House Prices Could Jump
October 12, 2010 at 2:25 PM
House prices could jump 20%, forecasts show
Update: House prices will continue to grow by up to 20 per cent over the next three years despite interest rates hitting a peak of 9.1 per cent, a respected business forecaster said today.
A QBE Housing Outlook 2010-2013 survey compiled by BIS Shrapnel forecasts house-price growth between 9 and 20 per cent in Australian capital cities over the next three years.
Perth, Sydney and Adelaide are forecast to grow the most while Melbourne, Darwin and Canberra will grow the least.
"Price growth is forecast to be strongest over the next three years in Perth, Sydney and Adelaide - all experiencing forecast rises of around 20 per cent in median house prices," the report states.
Melbourne would be the weakest market over the next three years, with about 9 per cent growth, because affordability had become strained after significant price rises in 2009-10.
Australia's housing market has so far held up much better than in most rich nations, with demand fanned by rising population and the fact that the economy largely dodged the global economic slowdown. That said, some analysts have begun to question whether house price growth is sustainable, with The Economist magazine among those suggesting Australia's real estate prices are among the most over-valued in the world.
''What I think you might find is that in the next decade, real house prices actually might not match the inflation rate,'' St George Bank chief economist Justin Smirk said in an interview last week. The headline consumer price index rose 3.1 per cent in the year to June, with a similar level expected in coming years.
Rismark managing director Christopher Joye, meanwhile, sees home prices remaining flat for the rest of 2010, after they slid 0.2 per cent in August to a national city median dwelling price fell to $457,000, on RP Data figures.
QBE and BIS, though, expect investors to help propel prices higher.
"We expect price rises will be underpinned by a deficiency of dwelling stocks across most capital cities, which in turn will lead to tight vacancy rates and solid rental growth, flowing through to increased investor demand," said QBE chief executive Ian Graham.
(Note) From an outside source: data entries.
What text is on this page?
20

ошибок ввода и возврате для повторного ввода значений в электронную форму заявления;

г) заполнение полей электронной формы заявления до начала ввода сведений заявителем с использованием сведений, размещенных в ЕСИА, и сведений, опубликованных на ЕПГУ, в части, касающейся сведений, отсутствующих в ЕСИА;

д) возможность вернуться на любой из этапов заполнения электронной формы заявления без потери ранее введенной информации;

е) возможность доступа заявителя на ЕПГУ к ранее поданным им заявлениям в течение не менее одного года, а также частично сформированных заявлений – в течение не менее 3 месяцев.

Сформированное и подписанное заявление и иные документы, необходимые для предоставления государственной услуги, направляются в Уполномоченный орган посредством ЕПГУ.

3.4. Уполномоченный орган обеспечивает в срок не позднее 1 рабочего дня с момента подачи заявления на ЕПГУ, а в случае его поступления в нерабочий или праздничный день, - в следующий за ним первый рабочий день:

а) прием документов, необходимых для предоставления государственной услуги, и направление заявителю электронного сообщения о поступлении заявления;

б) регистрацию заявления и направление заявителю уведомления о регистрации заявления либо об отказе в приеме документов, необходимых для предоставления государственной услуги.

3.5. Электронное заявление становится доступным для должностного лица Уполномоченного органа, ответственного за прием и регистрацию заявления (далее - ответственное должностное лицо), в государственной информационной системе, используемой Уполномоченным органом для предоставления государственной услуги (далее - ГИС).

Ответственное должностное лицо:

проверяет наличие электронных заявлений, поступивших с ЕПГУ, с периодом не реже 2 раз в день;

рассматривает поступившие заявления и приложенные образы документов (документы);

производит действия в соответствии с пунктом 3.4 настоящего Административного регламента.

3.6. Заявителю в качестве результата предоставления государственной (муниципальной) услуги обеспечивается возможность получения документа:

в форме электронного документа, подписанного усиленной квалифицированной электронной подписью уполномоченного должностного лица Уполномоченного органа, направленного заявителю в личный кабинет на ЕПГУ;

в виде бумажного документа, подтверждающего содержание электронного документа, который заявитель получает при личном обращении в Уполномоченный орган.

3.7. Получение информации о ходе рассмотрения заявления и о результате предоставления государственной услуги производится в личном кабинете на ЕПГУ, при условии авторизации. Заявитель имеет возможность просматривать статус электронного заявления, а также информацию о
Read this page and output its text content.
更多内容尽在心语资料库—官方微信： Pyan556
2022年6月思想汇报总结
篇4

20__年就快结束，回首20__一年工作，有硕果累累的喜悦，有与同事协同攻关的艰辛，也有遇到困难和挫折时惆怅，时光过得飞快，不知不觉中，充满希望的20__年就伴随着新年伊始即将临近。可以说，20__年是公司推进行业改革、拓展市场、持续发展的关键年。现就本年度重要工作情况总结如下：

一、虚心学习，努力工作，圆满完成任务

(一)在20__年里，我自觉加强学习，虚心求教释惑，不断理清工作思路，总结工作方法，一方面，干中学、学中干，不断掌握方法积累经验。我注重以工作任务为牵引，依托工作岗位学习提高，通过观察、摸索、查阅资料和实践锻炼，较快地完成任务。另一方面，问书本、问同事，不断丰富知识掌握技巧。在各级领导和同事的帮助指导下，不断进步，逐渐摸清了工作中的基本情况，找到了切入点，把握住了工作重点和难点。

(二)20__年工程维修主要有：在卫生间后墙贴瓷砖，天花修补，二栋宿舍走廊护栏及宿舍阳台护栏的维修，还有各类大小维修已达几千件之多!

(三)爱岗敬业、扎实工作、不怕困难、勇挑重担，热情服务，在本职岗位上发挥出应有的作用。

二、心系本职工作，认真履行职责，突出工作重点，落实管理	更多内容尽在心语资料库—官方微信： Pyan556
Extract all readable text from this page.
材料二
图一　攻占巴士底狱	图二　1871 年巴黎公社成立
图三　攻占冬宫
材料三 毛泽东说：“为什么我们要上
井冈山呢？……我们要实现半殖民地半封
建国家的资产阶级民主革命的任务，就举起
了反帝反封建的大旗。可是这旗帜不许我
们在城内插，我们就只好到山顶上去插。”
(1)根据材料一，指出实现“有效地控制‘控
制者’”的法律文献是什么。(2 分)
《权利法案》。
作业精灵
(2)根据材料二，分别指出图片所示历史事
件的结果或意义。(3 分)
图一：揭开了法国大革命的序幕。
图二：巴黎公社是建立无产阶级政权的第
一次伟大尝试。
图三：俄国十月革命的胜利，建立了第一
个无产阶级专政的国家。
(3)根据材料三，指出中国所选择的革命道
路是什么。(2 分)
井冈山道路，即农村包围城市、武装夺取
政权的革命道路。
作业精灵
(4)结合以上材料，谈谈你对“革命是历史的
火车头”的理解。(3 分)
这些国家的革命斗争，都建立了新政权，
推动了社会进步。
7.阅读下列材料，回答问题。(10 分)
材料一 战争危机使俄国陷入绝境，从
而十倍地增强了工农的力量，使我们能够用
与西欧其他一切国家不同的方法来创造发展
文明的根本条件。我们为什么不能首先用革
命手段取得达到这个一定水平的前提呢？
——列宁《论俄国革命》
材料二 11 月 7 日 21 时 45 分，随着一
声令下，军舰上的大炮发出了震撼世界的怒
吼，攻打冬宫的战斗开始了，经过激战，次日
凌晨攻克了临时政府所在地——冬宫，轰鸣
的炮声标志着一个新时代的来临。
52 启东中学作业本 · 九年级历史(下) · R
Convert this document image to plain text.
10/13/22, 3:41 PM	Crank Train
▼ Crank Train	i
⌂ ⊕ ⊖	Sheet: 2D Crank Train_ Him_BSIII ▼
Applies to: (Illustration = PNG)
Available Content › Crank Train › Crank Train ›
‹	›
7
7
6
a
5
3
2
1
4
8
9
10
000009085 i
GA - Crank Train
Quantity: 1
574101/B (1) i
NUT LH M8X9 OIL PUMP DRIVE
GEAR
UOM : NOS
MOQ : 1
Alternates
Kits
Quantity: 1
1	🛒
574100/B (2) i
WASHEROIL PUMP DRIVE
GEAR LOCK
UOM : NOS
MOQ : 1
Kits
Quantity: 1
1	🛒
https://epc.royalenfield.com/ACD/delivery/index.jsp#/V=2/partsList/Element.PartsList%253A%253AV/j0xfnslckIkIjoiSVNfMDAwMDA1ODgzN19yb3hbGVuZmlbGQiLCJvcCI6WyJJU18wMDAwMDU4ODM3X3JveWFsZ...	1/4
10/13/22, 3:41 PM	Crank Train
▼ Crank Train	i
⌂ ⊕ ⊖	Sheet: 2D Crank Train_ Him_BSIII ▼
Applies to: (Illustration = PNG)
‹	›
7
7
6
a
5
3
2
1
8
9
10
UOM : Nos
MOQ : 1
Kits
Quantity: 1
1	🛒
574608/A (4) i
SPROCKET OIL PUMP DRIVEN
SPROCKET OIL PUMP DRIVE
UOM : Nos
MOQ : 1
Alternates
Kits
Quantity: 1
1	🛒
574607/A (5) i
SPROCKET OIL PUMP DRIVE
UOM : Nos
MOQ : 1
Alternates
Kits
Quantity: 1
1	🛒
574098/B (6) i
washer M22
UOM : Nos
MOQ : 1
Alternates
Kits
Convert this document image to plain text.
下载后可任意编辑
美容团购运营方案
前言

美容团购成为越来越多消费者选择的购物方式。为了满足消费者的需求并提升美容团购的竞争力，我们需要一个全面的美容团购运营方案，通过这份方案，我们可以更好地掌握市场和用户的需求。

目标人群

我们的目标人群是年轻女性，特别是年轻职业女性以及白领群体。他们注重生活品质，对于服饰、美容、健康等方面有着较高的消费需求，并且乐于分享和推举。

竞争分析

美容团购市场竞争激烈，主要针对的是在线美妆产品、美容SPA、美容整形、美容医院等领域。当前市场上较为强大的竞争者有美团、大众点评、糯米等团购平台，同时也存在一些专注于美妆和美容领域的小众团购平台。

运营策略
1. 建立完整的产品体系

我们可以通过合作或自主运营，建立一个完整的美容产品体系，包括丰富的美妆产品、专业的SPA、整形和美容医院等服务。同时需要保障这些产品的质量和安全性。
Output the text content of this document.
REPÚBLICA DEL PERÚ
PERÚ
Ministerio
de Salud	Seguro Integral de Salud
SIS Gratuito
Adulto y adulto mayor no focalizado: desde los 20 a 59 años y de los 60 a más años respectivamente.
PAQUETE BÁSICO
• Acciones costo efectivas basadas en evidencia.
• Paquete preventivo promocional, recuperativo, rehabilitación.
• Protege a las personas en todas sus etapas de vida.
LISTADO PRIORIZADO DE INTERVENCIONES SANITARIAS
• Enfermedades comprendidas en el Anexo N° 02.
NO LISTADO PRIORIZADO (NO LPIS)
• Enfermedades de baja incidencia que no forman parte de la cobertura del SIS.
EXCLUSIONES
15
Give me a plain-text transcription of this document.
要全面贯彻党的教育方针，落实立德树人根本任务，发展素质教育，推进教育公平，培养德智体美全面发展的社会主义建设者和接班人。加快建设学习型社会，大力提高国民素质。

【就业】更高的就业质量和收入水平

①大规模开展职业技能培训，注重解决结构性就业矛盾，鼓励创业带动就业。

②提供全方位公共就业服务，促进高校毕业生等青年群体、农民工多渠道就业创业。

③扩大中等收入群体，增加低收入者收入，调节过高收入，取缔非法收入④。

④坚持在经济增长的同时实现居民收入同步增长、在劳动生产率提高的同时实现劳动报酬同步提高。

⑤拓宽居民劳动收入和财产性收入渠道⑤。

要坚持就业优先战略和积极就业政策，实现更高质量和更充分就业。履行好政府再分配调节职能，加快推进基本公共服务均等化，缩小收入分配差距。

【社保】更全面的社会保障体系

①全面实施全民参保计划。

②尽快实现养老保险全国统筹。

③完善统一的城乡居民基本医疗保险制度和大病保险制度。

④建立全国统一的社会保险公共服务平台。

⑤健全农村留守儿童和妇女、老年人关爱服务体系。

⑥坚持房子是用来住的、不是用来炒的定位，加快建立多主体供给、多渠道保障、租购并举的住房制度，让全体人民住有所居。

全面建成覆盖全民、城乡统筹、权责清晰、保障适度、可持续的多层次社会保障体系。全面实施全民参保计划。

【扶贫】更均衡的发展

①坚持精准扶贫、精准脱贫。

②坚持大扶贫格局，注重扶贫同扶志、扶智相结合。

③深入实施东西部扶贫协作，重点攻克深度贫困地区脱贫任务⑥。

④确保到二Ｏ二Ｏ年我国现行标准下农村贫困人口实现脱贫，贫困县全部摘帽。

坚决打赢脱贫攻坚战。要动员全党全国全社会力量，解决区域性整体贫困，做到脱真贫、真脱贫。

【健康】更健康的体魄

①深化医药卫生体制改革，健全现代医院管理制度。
Among other state capitals, price growth over the period is expected to be 15 per cent in Brisbane and 13 per cent in Hobart.
''Price growth is expected to generally peak in 2012-13 as economic growth also peaks,'' the report said.
BIS Shrapnel attributes the overall house price growth to a stronger economy, with growth picking up a ''healthy'' 2.3 per cent last financial year.
''The national accounts data is further evidence that the economy is well into a sustained recovery, with private sector activity taking up the slack from waning public sector growth impetus,'' the report said.
BIS Shrapnel forecasts a variable interest rates will peak at 9.1 per cent in 2013, compared with about 7.4 per cent now. The Reserve Bank's official cash rate sits at 4.5 per cent.
"This will ultimately have a slowing effect on the economy and prices, although there may be one last gasp for price growth in some cities in 2012-13 where there is a large deficiency, or affordability is not strained," the report says.
The decline in first-home buyer demand has bottomed out, today's report found. Official data out yesterday showed the relative share of first-home owners fell to a six-year low in August.
BIS Shrapnel warns, though, that the outlook for the world economy remains a concern. The US housing sector continues to languish and America's employment recovery remains elusive, the report states.
Australia's real estate industry may also be distorting the local economy, according to Joseph Healy, National Australia Bank's business banking chief. He told a finance conference in Sydney today that lending to companies was being squeezed out by a ''bias'' in lending to the housing sector.